First, personal data is being aggregated onto a relatively smaller number of storage services. For example, calendars, email, photos, addresses, and so on are no longer always stored on individual machines. Instead, millions of people store this information on a limited number of storage services provided primarily by Microsoft, Yahoo!, and Google.
This aggregation of data is enabling the disaggregation of applications. Whereas before applications tended toward the monolithic and managed lots of local data, now the trend appears to be towards a larger number of smaller applications that depend on services to access the data they need. The data is accessed by multiple applications and each need only concern itself with the portion it requires. For example, I might browse my photos from a mobile device but reserve heavy-duty organization to access from a desktop with broadband.

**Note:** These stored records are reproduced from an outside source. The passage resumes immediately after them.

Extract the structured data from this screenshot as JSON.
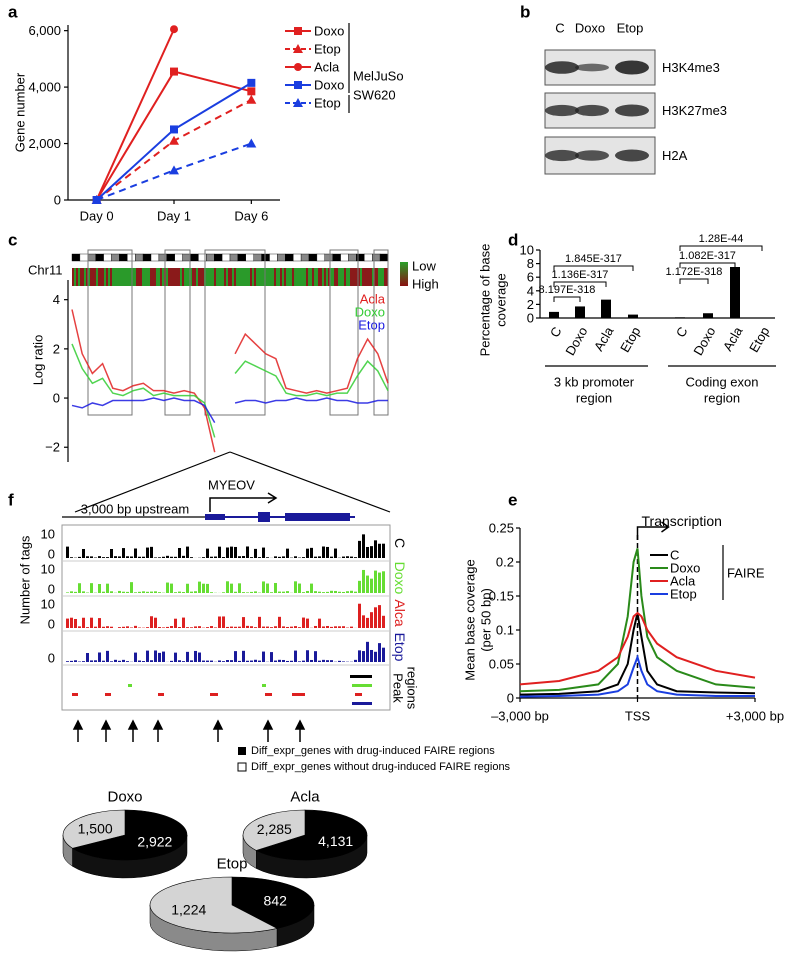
{
  "panel_labels": [
    "a",
    "b",
    "c",
    "d",
    "e",
    "f"
  ],
  "blot": {
    "columns": [
      "C",
      "Doxo",
      "Etop"
    ],
    "rows": [
      "H3K4me3",
      "H3K27me3",
      "H2A"
    ]
  },
  "panel_c": {
    "chromosome": "Chr11",
    "heat_legend": [
      "Low",
      "High"
    ]
  },
  "panel_f": {
    "gene": "MYEOV",
    "upstream": "3,000 bp upstream",
    "ylabel": "Number of tags",
    "tracks": [
      {
        "name": "C",
        "color": "#000000",
        "ticks": [
          "10",
          "0"
        ]
      },
      {
        "name": "Doxo",
        "color": "#66dd33",
        "ticks": [
          "10",
          "0"
        ]
      },
      {
        "name": "Alca",
        "color": "#dd2020",
        "ticks": [
          "10",
          "0"
        ]
      },
      {
        "name": "Etop",
        "color": "#1a1a9a",
        "ticks": [
          "0"
        ]
      }
    ],
    "peak_label_lines": [
      "Peak",
      "regions"
    ]
  },
  "pie_legend": [
    "Diff_expr_genes with drug-induced FAIRE regions",
    "Diff_expr_genes without drug-induced FAIRE regions"
  ],
  "chart_data": [
    {
      "type": "line",
      "ylabel": "Gene number",
      "categories": [
        "Day 0",
        "Day 1",
        "Day 6"
      ],
      "ylim": [
        0,
        6200
      ],
      "yticks": [
        0,
        {
          "value": 2000,
          "label": "2,000"
        },
        {
          "value": 4000,
          "label": "4,000"
        },
        {
          "value": 6000,
          "label": "6,000"
        }
      ],
      "legend_groups": [
        "MelJuSo",
        "SW620"
      ],
      "series": [
        {
          "name": "Doxo",
          "color": "#e02020",
          "marker": "square",
          "dash": false,
          "values": [
            0,
            4550,
            3850
          ]
        },
        {
          "name": "Etop",
          "color": "#e02020",
          "marker": "triangle",
          "dash": true,
          "values": [
            0,
            2100,
            3550
          ]
        },
        {
          "name": "Acla",
          "color": "#e02020",
          "marker": "circle",
          "dash": false,
          "values": [
            0,
            6050,
            null
          ]
        },
        {
          "name": "Doxo",
          "color": "#1a3ee0",
          "marker": "square",
          "dash": false,
          "values": [
            0,
            2500,
            4150
          ]
        },
        {
          "name": "Etop",
          "color": "#1a3ee0",
          "marker": "triangle",
          "dash": true,
          "values": [
            0,
            1050,
            2000
          ]
        }
      ]
    },
    {
      "type": "signal",
      "ylabel": "Log ratio",
      "ylim": [
        -2.6,
        4.8
      ],
      "yticks": [
        {
          "value": -2,
          "label": "−2"
        },
        0,
        2,
        4
      ],
      "series": [
        {
          "name": "Acla",
          "color": "#e02020",
          "values": [
            3.6,
            1.8,
            1,
            1.4,
            0.4,
            0.3,
            0.5,
            0.6,
            0.3,
            0.3,
            0.2,
            0.3,
            0.2,
            -0.4,
            -2.2,
            null,
            1.8,
            2.6,
            2.2,
            1.8,
            1.6,
            0.4,
            0.3,
            0.2,
            0.3,
            0.2,
            0.3,
            0.4,
            1.6,
            2.4,
            1.8,
            0.6
          ]
        },
        {
          "name": "Doxo",
          "color": "#33cc33",
          "values": [
            2.2,
            1.2,
            0.6,
            0.8,
            0.2,
            0.1,
            0.3,
            0.4,
            0.1,
            0.2,
            0.1,
            0.1,
            0.1,
            -0.2,
            -1.6,
            null,
            1,
            1.5,
            1.3,
            1.1,
            0.9,
            0.2,
            0.1,
            0.1,
            0.2,
            0.1,
            0.2,
            0.2,
            0.9,
            1.5,
            1.1,
            0.3
          ]
        },
        {
          "name": "Etop",
          "color": "#1a1ae0",
          "values": [
            -0.3,
            -0.4,
            -0.2,
            -0.3,
            -0.1,
            -0.1,
            -0.1,
            -0.1,
            0,
            -0.1,
            0,
            -0.1,
            -0.1,
            -0.3,
            -1,
            null,
            -0.2,
            -0.1,
            -0.1,
            -0.2,
            -0.1,
            -0.1,
            0,
            -0.1,
            -0.1,
            0,
            -0.1,
            -0.1,
            -0.2,
            -0.2,
            -0.1,
            -0.1
          ]
        }
      ]
    },
    {
      "type": "bar",
      "ylabel_lines": [
        "Percentage of base",
        "coverage"
      ],
      "categories": [
        "C",
        "Doxo",
        "Acla",
        "Etop",
        "C",
        "Doxo",
        "Acla",
        "Etop"
      ],
      "values": [
        0.9,
        1.7,
        2.7,
        0.5,
        0.1,
        0.7,
        7.5,
        0.05
      ],
      "color": "#000000",
      "ylim": [
        0,
        10
      ],
      "yticks": [
        0,
        2,
        4,
        6,
        8,
        10
      ],
      "group_label_lines": [
        [
          "3 kb promoter",
          "region"
        ],
        [
          "Coding exon",
          "region"
        ]
      ],
      "annotations": [
        "8.197E-318",
        "1.136E-317",
        "1.845E-317",
        "1.172E-318",
        "1.082E-317",
        "1.28E-44"
      ]
    },
    {
      "type": "line",
      "ylabel_lines": [
        "Mean base coverage",
        "(per 50 bp)"
      ],
      "xlim": [
        -3000,
        3000
      ],
      "xticks": [
        {
          "value": -3000,
          "label": "–3,000 bp"
        },
        {
          "value": 0,
          "label": "TSS"
        },
        {
          "value": 3000,
          "label": "+3,000 bp"
        }
      ],
      "ylim": [
        0,
        0.25
      ],
      "yticks": [
        0,
        0.05,
        0.1,
        0.15,
        0.2,
        0.25
      ],
      "annotation": "Transcription",
      "legend_group": "FAIRE",
      "x": [
        -3000,
        -2000,
        -1000,
        -500,
        -250,
        -100,
        0,
        100,
        250,
        500,
        1000,
        2000,
        3000
      ],
      "series": [
        {
          "name": "C",
          "color": "#000000",
          "values": [
            0.005,
            0.006,
            0.01,
            0.02,
            0.05,
            0.1,
            0.125,
            0.09,
            0.04,
            0.02,
            0.01,
            0.008,
            0.007
          ]
        },
        {
          "name": "Doxo",
          "color": "#2a8a1a",
          "values": [
            0.01,
            0.012,
            0.02,
            0.05,
            0.12,
            0.2,
            0.22,
            0.15,
            0.09,
            0.06,
            0.04,
            0.02,
            0.015
          ]
        },
        {
          "name": "Acla",
          "color": "#e02020",
          "values": [
            0.02,
            0.025,
            0.04,
            0.06,
            0.09,
            0.12,
            0.125,
            0.12,
            0.1,
            0.08,
            0.06,
            0.04,
            0.03
          ]
        },
        {
          "name": "Etop",
          "color": "#1a3ee0",
          "values": [
            0.002,
            0.003,
            0.005,
            0.01,
            0.02,
            0.045,
            0.06,
            0.04,
            0.02,
            0.01,
            0.005,
            0.003,
            0.003
          ]
        }
      ]
    },
    {
      "type": "pie",
      "title": "Doxo",
      "values": [
        1500,
        2922
      ],
      "value_labels": [
        "1,500",
        "2,922"
      ],
      "colors": [
        "#d4d4d4",
        "#000000"
      ]
    },
    {
      "type": "pie",
      "title": "Acla",
      "values": [
        2285,
        4131
      ],
      "value_labels": [
        "2,285",
        "4,131"
      ],
      "colors": [
        "#d4d4d4",
        "#000000"
      ]
    },
    {
      "type": "pie",
      "title": "Etop",
      "values": [
        1224,
        842
      ],
      "value_labels": [
        "1,224",
        "842"
      ],
      "colors": [
        "#d4d4d4",
        "#000000"
      ]
    }
  ]
}
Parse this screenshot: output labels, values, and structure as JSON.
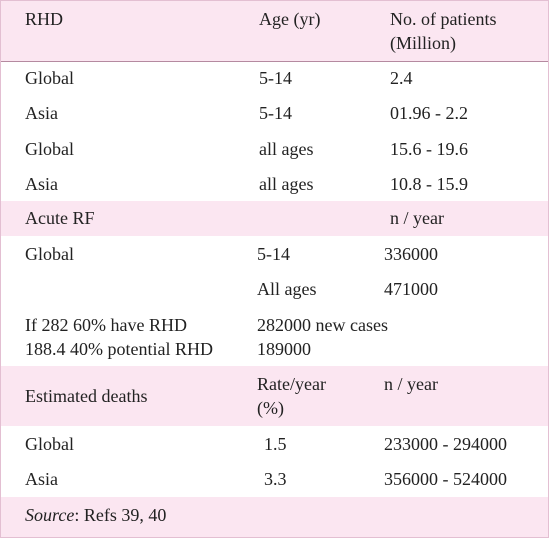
{
  "table": {
    "header": [
      "RHD",
      "Age (yr)",
      "No. of patients (Million)"
    ],
    "rhd_rows": [
      [
        "Global",
        "5-14",
        "2.4"
      ],
      [
        "Asia",
        "5-14",
        "01.96 - 2.2"
      ],
      [
        "Global",
        "all ages",
        "15.6 - 19.6"
      ],
      [
        "Asia",
        "all ages",
        "10.8 - 15.9"
      ]
    ],
    "acute_header": [
      "Acute RF",
      "n / year"
    ],
    "acute_rows": [
      [
        "Global",
        "5-14",
        "336000"
      ],
      [
        "All ages",
        "471000"
      ]
    ],
    "acute_notes": [
      [
        "If 282 60% have RHD",
        "282000 new cases"
      ],
      [
        "188.4 40% potential RHD",
        "189000"
      ]
    ],
    "deaths_header": [
      "Estimated deaths",
      "Rate/year (%)",
      "n / year"
    ],
    "deaths_rows": [
      [
        "Global",
        "1.5",
        "233000 - 294000"
      ],
      [
        "Asia",
        "3.3",
        "356000 - 524000"
      ]
    ],
    "source": {
      "label": "Source",
      "text": ": Refs 39, 40"
    }
  }
}
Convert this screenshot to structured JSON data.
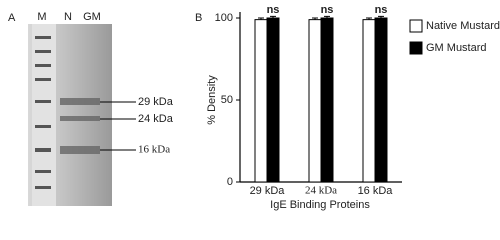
{
  "panel_a": {
    "letter": "A",
    "lanes": [
      "M",
      "N",
      "GM"
    ],
    "markers": [
      "29 kDa",
      "24 kDa",
      "16 kDa"
    ]
  },
  "chart_data": {
    "type": "bar",
    "letter": "B",
    "ylabel": "% Density",
    "xlabel": "IgE Binding Proteins",
    "categories": [
      "29 kDa",
      "24 kDa",
      "16 kDa"
    ],
    "series": [
      {
        "name": "Native Mustard",
        "color": "#ffffff",
        "values": [
          99,
          99,
          99
        ],
        "errors": [
          1,
          1,
          1
        ]
      },
      {
        "name": "GM Mustard",
        "color": "#000000",
        "values": [
          100,
          100,
          100
        ],
        "errors": [
          1,
          1,
          1
        ]
      }
    ],
    "annotations": [
      "ns",
      "ns",
      "ns"
    ],
    "ylim": [
      0,
      100
    ],
    "yticks": [
      0,
      50,
      100
    ],
    "grid": false,
    "legend": "top-right"
  }
}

Interestingly, this trend in the consumer space mirrors the existing architecture of most enterprises. Enterprises have long aggregated data into a small number of databases but provided various ways (forms, reports, query tools) of accessing and managing bits of that data.
I believe much of what I’ve seen done with early AIR applications fits the disaggregation trend: small, focused applications accessing some portion of much larger aggregated data sets. The next step is to think about how the Adobe platform–AIR, Flash, Flex Builder, et al–can better target developing these kinds of applications.